Compétence des Chambres extraordinaires
Compétence matérielle
Les Chambres extraordinaires sont compétentes pour juger des crimes suivants: - génocide,
- crimes contre l’humanité,
- infractions graves aux Conventions de Genève de 1949,
- autres crimes définis par la loi cambodgienne instituant les Chambres extraordinaires, en particulier le meurtre, la torture, la persécution pour des motifs religieux, la destruction de biens culturels dans le cadre d’un conflit armé, ainsi que les infractions aux conventions de Vienne protégeant les diplomates.
Compétence temporelle
La compétence des Chambres extraordinaires se limite aux crimes commis entre la prise de pouvoir par les Khmers rouges le 17 avril 1975 et l’arrivée des troupes vietnamiennes le 6 janvier 1979.
Compétence personnelle
Les poursuites se limiteront aux principaux dirigeants du Kampuchéa démocratique et aux principaux responsables des crimes tombant dans la compétence matérielle et temporelle définie ci-dessus.
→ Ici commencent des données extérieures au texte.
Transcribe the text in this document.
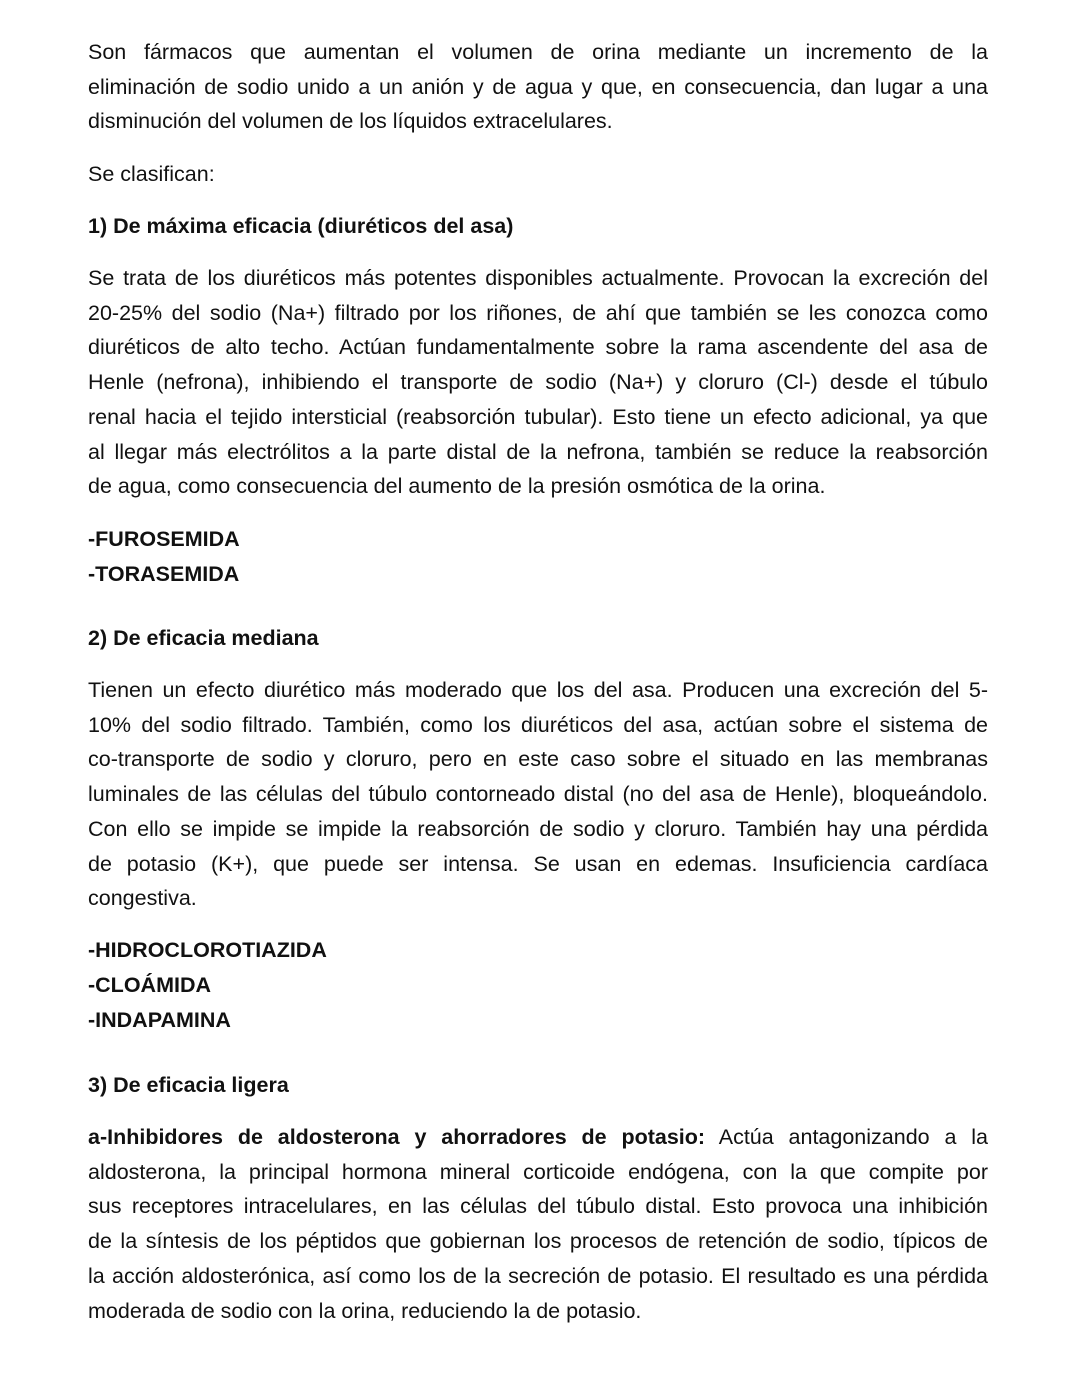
Son fármacos que aumentan el volumen de orina mediante un incremento de la

eliminación de sodio unido a un anión y de agua y que, en consecuencia, dan lugar a una

disminución del volumen de los líquidos extracelulares.

Se clasifican:

1) De máxima eficacia (diuréticos del asa)

Se trata de los diuréticos más potentes disponibles actualmente. Provocan la excreción del

20-25% del sodio (Na+) filtrado por los riñones, de ahí que también se les conozca como

diuréticos de alto techo. Actúan fundamentalmente sobre la rama ascendente del asa de

Henle (nefrona), inhibiendo el transporte de sodio (Na+) y cloruro (Cl-) desde el túbulo

renal hacia el tejido intersticial (reabsorción tubular). Esto tiene un efecto adicional, ya que

al llegar más electrólitos a la parte distal de la nefrona, también se reduce la reabsorción

de agua, como consecuencia del aumento de la presión osmótica de la orina.

-FUROSEMIDA
-TORASEMIDA

2) De eficacia mediana

Tienen un efecto diurético más moderado que los del asa. Producen una excreción del 5-

10% del sodio filtrado. También, como los diuréticos del asa, actúan sobre el sistema de

co-transporte de sodio y cloruro, pero en este caso sobre el situado en las membranas

luminales de las células del túbulo contorneado distal (no del asa de Henle), bloqueándolo.

Con ello se impide se impide la reabsorción de sodio y cloruro. También hay una pérdida

de potasio (K+), que puede ser intensa. Se usan en edemas. Insuficiencia cardíaca

congestiva.

-HIDROCLOROTIAZIDA
-CLOÁMIDA
-INDAPAMINA

3) De eficacia ligera

a-Inhibidores de aldosterona y ahorradores de potasio: Actúa antagonizando a la

aldosterona, la principal hormona mineral corticoide endógena, con la que compite por

sus receptores intracelulares, en las células del túbulo distal. Esto provoca una inhibición

de la síntesis de los péptidos que gobiernan los procesos de retención de sodio, típicos de

la acción aldosterónica, así como los de la secreción de potasio. El resultado es una pérdida

moderada de sodio con la orina, reduciendo la de potasio.
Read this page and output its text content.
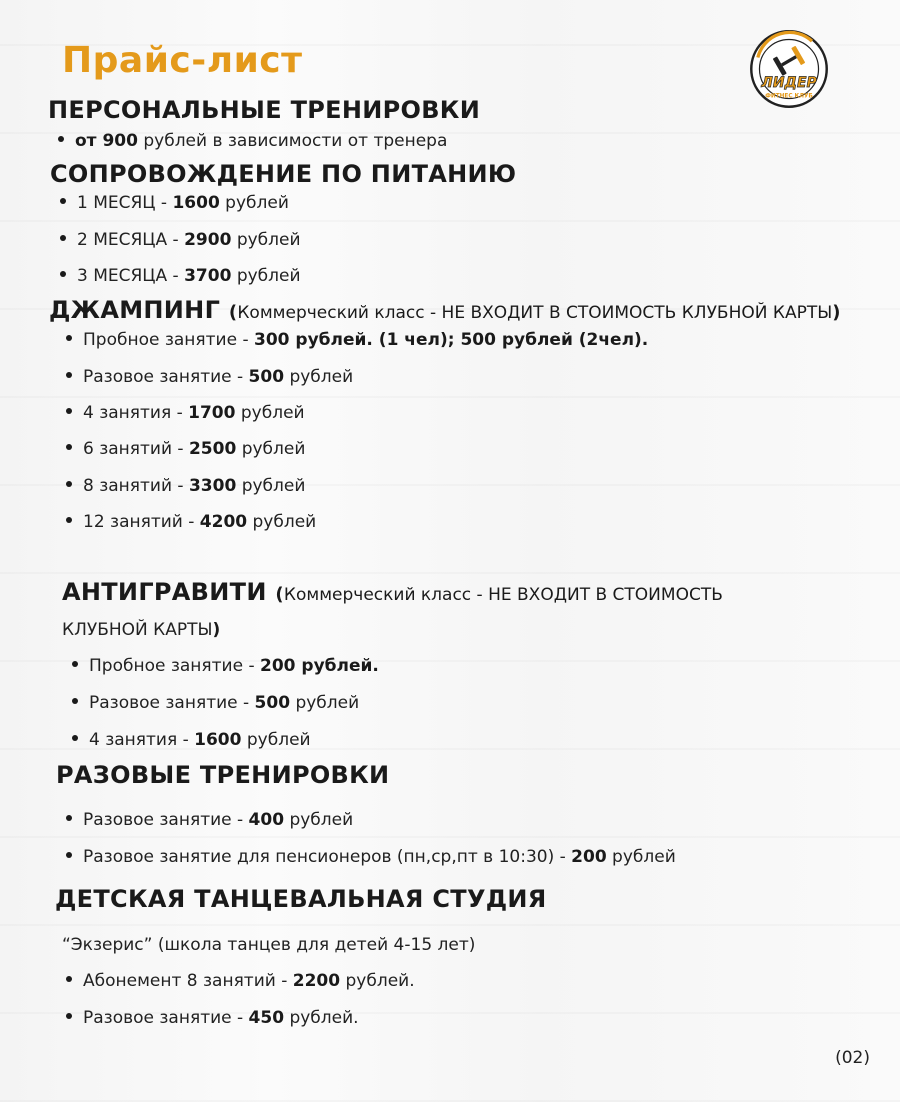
Прайс-лист
ЛИДЕР
ФИТНЕС КЛУБ
ПЕРСОНАЛЬНЫЕ ТРЕНИРОВКИ

от 900 рублей в зависимости от тренера

СОПРОВОЖДЕНИЕ ПО ПИТАНИЮ

1 МЕСЯЦ - 1600 рублей

2 МЕСЯЦА - 2900 рублей

3 МЕСЯЦА - 3700 рублей

ДЖАМПИНГ (Коммерческий класс - НЕ ВХОДИТ В СТОИМОСТЬ КЛУБНОЙ КАРТЫ)

Пробное занятие - 300 рублей. (1 чел); 500 рублей (2чел).

Разовое занятие - 500 рублей

4 занятия - 1700 рублей

6 занятий - 2500 рублей

8 занятий - 3300 рублей

12 занятий - 4200 рублей

АНТИГРАВИТИ (Коммерческий класс - НЕ ВХОДИТ В СТОИМОСТЬ

КЛУБНОЙ КАРТЫ)

Пробное занятие - 200 рублей.

Разовое занятие - 500 рублей

4 занятия - 1600 рублей

РАЗОВЫЕ ТРЕНИРОВКИ

Разовое занятие - 400 рублей

Разовое занятие для пенсионеров (пн,ср,пт в 10:30) - 200 рублей

ДЕТСКАЯ ТАНЦЕВАЛЬНАЯ СТУДИЯ

“Экзерис” (школа танцев для детей 4-15 лет)

Абонемент 8 занятий - 2200 рублей.

Разовое занятие - 450 рублей.

(02)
Par conséquent, les responsables étrangers de la tragédie, qui ont notamment apporté un soutien au régime de Pol Pot, ne pourront pas être traduits devant les Chambres extraordinaires.
Compétence territoriale
La compétence territoriale des Chambres extraordinaires n’étant pas précisée, il appartiendra ainsi à ces dernières de déterminer si elles peuvent poursuivre les crimes relevant de leur compétence sans tenir compte du lieu où ils ont pris place, ou si elles appliqueront le droit cambodgien, qui semble limiter la compétence des Chambres aux crimes commis sur territoire cambodgien.
Procédure, amnistie et peines
La procédure est principalement définie par le droit cambodgien. Les principes fondamentaux définis par le droit international pourront pour leur part servir de guide. Aucune amnistie ne sera prononcée, pas plus qu’une grâce. La peine maximale est la réclusion à vie.